According to The Lobster Conservancy, for more than 100 years lobstermen and scientists have wanted to find a way to make inland lobster farming viable. Under prime aquaculture conditions, a lobster could be raised to maturity in 2 years, rather than in the 6 to 10 years needed to mature in the ocean. Because lobster farmers would need enough space and water to prevent the crustaceans from eating each other, and enough food to raise them--all of which becomes expensive--the dream of farming lobsters in an inland location will have to remain a dream a while longer.


It's hard to believe now, but there was a time when today's prized lobster was not a highly valued item. Instead, it was looked upon almost like our fast food simply because there were so many of them, especially off the coast of New England in the 1600s and 1700s. There were so many lobsters, in fact, that they were fed to prisoners as an inexpensive and easy meal. Lobsters also inspired artists, warriors and medicine men. Turks in the early 17th century adopted the fierce visage and protective shell of the lobster when they adapted their helmets to resemble the scaled tail. Romans inserted the lobster's likeness in mosaics. Healers used parts of the lobster in medications to treat urinary tract problems, kidney stones, epilepsy and some types of inflammation. Native Americans used lobsters to fertilise their plants.

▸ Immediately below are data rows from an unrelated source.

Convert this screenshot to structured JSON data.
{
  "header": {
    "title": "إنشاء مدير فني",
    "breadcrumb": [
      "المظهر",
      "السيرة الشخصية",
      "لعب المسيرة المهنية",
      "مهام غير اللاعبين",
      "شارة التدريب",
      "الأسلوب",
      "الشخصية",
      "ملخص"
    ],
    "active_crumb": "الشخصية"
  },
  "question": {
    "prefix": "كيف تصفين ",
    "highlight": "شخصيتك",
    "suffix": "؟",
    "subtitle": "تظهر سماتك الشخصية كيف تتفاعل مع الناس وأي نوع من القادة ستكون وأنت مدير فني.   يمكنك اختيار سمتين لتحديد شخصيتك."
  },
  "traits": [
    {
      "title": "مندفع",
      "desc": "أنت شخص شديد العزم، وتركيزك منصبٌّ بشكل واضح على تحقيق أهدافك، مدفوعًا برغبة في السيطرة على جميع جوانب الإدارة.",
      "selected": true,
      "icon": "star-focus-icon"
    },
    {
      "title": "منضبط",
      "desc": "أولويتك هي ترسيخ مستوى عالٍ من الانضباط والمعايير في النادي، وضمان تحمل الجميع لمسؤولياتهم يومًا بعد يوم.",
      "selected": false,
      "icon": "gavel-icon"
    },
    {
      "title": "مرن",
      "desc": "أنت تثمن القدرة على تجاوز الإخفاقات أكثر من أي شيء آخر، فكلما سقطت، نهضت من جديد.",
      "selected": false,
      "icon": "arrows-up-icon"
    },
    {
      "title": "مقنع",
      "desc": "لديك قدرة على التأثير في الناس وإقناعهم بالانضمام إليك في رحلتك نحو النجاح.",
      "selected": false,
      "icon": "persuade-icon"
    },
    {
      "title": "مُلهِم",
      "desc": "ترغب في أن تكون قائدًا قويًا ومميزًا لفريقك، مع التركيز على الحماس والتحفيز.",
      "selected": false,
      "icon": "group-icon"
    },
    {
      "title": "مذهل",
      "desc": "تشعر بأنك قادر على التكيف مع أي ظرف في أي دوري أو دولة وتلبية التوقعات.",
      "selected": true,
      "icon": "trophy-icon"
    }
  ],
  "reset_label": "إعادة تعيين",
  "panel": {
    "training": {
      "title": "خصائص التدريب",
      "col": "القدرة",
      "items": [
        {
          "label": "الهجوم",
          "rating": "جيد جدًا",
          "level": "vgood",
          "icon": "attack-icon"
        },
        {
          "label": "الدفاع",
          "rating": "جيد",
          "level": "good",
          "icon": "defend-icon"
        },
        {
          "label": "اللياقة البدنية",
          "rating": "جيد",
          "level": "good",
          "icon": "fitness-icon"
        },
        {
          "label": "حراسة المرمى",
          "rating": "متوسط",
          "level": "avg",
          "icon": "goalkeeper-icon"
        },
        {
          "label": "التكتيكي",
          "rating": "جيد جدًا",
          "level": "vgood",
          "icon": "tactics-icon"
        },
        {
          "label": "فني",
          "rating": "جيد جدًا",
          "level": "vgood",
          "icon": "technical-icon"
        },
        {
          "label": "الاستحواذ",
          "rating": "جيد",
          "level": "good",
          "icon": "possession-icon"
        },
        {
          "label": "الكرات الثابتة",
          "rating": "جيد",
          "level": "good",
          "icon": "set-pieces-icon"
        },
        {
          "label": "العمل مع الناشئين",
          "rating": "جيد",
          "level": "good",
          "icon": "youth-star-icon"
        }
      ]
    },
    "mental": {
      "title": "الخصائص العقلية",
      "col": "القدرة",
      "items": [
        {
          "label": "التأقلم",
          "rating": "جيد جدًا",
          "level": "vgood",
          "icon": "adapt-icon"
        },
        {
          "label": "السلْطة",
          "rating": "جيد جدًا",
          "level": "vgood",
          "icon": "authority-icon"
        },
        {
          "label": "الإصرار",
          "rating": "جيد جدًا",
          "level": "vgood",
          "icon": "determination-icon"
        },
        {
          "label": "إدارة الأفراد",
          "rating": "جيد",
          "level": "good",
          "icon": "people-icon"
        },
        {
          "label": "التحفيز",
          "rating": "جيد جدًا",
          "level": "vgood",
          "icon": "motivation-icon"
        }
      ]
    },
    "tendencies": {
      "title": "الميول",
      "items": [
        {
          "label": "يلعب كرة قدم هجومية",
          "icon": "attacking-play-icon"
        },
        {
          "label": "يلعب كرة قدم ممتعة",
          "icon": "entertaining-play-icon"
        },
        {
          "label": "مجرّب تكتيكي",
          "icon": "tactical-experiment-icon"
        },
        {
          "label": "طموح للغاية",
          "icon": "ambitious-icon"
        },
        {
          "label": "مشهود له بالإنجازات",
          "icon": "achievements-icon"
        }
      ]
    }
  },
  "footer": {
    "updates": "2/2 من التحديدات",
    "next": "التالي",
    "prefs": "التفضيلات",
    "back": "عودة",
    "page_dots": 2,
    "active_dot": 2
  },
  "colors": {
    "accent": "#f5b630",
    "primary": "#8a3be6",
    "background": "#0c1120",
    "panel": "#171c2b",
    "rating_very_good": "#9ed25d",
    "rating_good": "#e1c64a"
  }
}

With regard to lobsters that are destined for the dinner table, there are two main types. The clawed lobster, both the American and European varieties, lives in cold water. Their habitats are off the coast of Maine and farther north along Canada. Their European cousins live along Norway and farther south to the Azores. A second type, the spiny lobster, lives in warm water. Its habitat ranges from the waters off California and Florida to New Zealand, the Bahamas and South Africa, among other areas. The lobsters that live in colder waters mature more slowly than those in warm water, and some aficionados claim they are more appealing to their taste buds.


There are more than 140 species of lobsters around the world, including the American lobster, the Atlantic deep-sea lobster, the Japanese lobster and the Norway lobster. Clawed varieties include the French lobster and the Canadian lobster. Spiny varieties, which lack the big claw seen in the clawed variety, include rock lobsters and the Brazilian spiny lobster.